= Donnelly and Cooper =

Irish ballad

"Donnelly and Cooper" is an Irish ballad recounting a historic bare-knuckle boxing match between Dan Donnelly and George Cooper.

==Description==

The ballad describes the meeting of the Irish boxer, Donnelly, and his English opponent, Cooper. At the start of the fight, the odds were 10:1 in Cooper's favour. During the match, each fighter in turn scores knockdown blows. After Cooper scores what appears to be a winning blow, the sister of Donnelly's trainer exhorts him to get up, informing him that she has bet her entire estate on his victory. Donnelly rises and is triumphant.

The author of the ballad is unknown.

The ballad has been in circulation since circa 1845. The earliest verifiable date found in publication is 1854.

The contest depicted in the song took place on 13 November 1815, at the Curragh of Kildare in Ireland. In honour of his victory, the location of the bout was renamed Donnelly's Hollow, and a commemorative monument was later erected on the site.

Multiple variants of the lyrics have been published in folk music collections.
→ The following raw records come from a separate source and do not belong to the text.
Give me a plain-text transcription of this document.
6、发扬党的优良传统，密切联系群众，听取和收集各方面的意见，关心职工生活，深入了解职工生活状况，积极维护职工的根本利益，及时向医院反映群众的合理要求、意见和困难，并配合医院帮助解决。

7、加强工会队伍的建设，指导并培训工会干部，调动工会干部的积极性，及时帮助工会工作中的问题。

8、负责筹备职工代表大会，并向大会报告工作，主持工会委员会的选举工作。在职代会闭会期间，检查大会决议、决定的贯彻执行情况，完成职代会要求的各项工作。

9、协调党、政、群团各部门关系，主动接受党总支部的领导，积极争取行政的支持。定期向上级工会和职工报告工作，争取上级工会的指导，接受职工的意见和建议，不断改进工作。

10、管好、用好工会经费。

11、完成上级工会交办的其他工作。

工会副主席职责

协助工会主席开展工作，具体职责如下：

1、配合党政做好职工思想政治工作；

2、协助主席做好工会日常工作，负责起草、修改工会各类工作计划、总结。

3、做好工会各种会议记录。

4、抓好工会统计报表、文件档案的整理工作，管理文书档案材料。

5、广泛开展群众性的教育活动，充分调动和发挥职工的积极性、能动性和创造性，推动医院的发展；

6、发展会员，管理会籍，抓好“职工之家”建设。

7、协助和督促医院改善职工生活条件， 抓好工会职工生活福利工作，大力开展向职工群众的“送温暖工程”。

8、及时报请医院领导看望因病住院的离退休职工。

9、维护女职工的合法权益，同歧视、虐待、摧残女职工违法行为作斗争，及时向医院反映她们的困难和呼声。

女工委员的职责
In the mid 19th century, the ballad passed from the oral tradition into publication through the printing of broadsides in Great Britain, Ireland, and the United States.

Another of Donnelly's ring victories is the subject of the ballad "Donnelly and Oliver". The theme of the proud Irishman in a bare-fist fight is repeated in "Morrissey and the Black", "Morrissey and the Russian Sailor", and "Heenan and Sayers".

"Donnelly and Cooper" is set to the tune of "I'm the Boy Can Do It". The melody was later used in "Morrissey and the Russian Sailor", "Heenan and Sayers", and "Relief for Ireland".